No Reason To Keep Asylum Applicants Behind Bars So Let Them Go, Immigrant Detainee Says

By Elizabeth Llorente
Published December 10, 2013
Fox News Latino


Santiago Garcia-Leco being arrested at an immigration rally. (Facebook)

Dozens of people inside an immigration detention center in El Paso, Texas, remain jailed despite having been found by federal authorities to have a credible basis for their political asylum claims, according to an immigration activist being held inside the facility.

The activist, Santiago García-Leco, who works with the National Immigrant Youth Alliance (NIYA), told Fox News Latino in a telephone interview that he has encountered more than 60 people who told him that immigration officials determined they have a credible fear of persecution in their homeland.

The usual practice is to release such people pending completion of their asylum claim; however, García-Leco said, they remain detained.

An undocumented immigrant from Mexico who arrived in North Carolina at the age of 4, García-Leco, now 23, set out to get arrested last month by Border Patrol agents in order to be taken to the El Paso Processing Center.

“From the beginning, it’s what we had in mind,” said García-Leco, referring to NIYA and his arrest on Nov. 22. “We heard about people asking for asylum, passing credible fear [requirements], and not letting them out.”

NIYA is one of several advocacy groups that have turned to provocative actions to draw attention to flaws in the immigration system. Also on Tuesday, activists held a vigil outside a detention center in Elizabeth, N.J., to protest the nearly 2 million deportations that have occurred under President Barack Obama.

NIYA calls actions such as García-Leco at the El Paso Processing Center “infiltrations.” In 2012, the group coordinated the arrest and detention of immigrants who got sent to the Broward Detention Center in Florida. The NIYA infiltrators reported hundreds of cases of alleged abuse during their time there, which led to the release of many detainees.

“It is NIYA’s hope that Washington, D.C., will take a similar approach to our findings in El Paso,” a statement released by the group said.

NIYA also helped two groups of immigrants approach U.S.-Mexico border officials and ask for political asylum in two separate instances this year. They included people who came to the United States illegally when they were children, and then either were deported or left on their own.

The first group arrived in Arizona and was released from detention pending a decision on asylum claims. The second group crossed in Texas and were held at the detention center in El Paso. Six were deported, the others released.

The lawyer for both groups of immigrants, David Bennion, said immigration authorities were more likely to deny people in the second group credible fear approval, one of the reasons NIYA and García-Leco were interested in infiltrating the El Paso Detention Center.

Efforts to get a response from immigration officials about García-Leco's claims via e-mail and telephone were unsuccessful.

Proponents of stricter immigration enforcement say that a growing number of people from Mexico have been claiming asylum, and that they appear to have been coached about what to say in order to get credible fear approval – a process that could get them a work permit while their case is pending.

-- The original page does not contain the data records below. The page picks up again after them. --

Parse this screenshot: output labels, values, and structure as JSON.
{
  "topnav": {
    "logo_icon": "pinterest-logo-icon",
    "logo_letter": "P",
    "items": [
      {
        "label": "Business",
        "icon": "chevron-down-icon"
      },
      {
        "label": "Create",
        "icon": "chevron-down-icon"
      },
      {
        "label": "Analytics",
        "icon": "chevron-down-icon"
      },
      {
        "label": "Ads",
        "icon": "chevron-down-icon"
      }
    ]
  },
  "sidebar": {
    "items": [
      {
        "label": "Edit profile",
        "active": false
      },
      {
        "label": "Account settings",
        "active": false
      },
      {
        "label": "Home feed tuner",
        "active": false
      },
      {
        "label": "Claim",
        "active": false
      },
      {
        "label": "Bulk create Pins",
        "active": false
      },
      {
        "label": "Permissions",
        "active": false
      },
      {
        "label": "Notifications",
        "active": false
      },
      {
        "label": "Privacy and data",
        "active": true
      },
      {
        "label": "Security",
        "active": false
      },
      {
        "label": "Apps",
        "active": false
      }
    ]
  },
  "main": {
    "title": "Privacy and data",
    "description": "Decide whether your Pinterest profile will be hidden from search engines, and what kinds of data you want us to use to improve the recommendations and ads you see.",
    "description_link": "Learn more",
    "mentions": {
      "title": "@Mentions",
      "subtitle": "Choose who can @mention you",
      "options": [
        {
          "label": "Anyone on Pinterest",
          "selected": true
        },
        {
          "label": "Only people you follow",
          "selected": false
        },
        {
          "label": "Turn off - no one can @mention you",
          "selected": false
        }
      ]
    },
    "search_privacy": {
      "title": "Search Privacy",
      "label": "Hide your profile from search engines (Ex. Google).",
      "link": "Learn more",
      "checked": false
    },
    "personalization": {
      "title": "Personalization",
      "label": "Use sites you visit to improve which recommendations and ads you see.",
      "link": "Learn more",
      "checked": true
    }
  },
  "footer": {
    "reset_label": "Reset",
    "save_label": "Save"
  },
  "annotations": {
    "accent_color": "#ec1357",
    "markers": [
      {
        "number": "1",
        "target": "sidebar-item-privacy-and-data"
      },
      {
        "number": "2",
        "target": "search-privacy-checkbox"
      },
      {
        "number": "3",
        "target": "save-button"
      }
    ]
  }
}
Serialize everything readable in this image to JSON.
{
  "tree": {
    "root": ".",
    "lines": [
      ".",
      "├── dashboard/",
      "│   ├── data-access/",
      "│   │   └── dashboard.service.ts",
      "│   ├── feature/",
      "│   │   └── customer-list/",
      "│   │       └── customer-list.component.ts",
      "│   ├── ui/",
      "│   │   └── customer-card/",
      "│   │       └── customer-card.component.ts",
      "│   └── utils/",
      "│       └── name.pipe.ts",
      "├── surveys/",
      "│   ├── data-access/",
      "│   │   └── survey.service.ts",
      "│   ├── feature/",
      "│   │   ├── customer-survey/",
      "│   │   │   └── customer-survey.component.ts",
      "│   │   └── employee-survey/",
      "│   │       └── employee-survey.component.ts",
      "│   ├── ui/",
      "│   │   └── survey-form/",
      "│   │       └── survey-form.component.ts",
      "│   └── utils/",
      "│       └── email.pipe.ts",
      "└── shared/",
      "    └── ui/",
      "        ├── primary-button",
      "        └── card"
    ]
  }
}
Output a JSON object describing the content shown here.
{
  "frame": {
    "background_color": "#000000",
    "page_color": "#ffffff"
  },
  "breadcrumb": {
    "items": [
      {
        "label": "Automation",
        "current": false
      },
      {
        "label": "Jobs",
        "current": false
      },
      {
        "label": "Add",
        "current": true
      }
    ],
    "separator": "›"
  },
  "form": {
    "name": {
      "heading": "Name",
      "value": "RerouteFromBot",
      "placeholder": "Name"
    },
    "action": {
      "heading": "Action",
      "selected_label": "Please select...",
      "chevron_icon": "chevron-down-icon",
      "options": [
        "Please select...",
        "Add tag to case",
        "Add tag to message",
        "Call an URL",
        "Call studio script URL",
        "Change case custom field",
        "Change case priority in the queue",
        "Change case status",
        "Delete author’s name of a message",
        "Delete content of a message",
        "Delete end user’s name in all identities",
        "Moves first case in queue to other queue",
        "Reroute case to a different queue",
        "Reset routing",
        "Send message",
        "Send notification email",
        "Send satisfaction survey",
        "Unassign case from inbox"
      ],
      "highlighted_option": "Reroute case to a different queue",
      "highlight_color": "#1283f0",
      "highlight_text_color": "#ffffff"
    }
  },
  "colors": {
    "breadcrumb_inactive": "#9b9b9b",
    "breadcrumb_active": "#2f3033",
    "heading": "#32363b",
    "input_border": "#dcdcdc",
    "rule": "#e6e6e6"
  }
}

In 2010, John Morton, then the head of the U.S. Immigration and Customs Enforcement, instructed his agency to prioritize enforcement by focusing on people who posed a danger to public safety and national security. Even so, there's been a hard-line approach this year by immigration authorities on political asylum petitioners in detention, said Eduardo Beckett, a Texas immigration attorney.

“There are people who lie, who try to abuse the system,” admitted Beckett, who’s had clients in the El Paso facility. “But there are ways to weed them out. Now there are mass denials – they are prolonging detention. They’re not respecting the spirit and intent of the new policy.”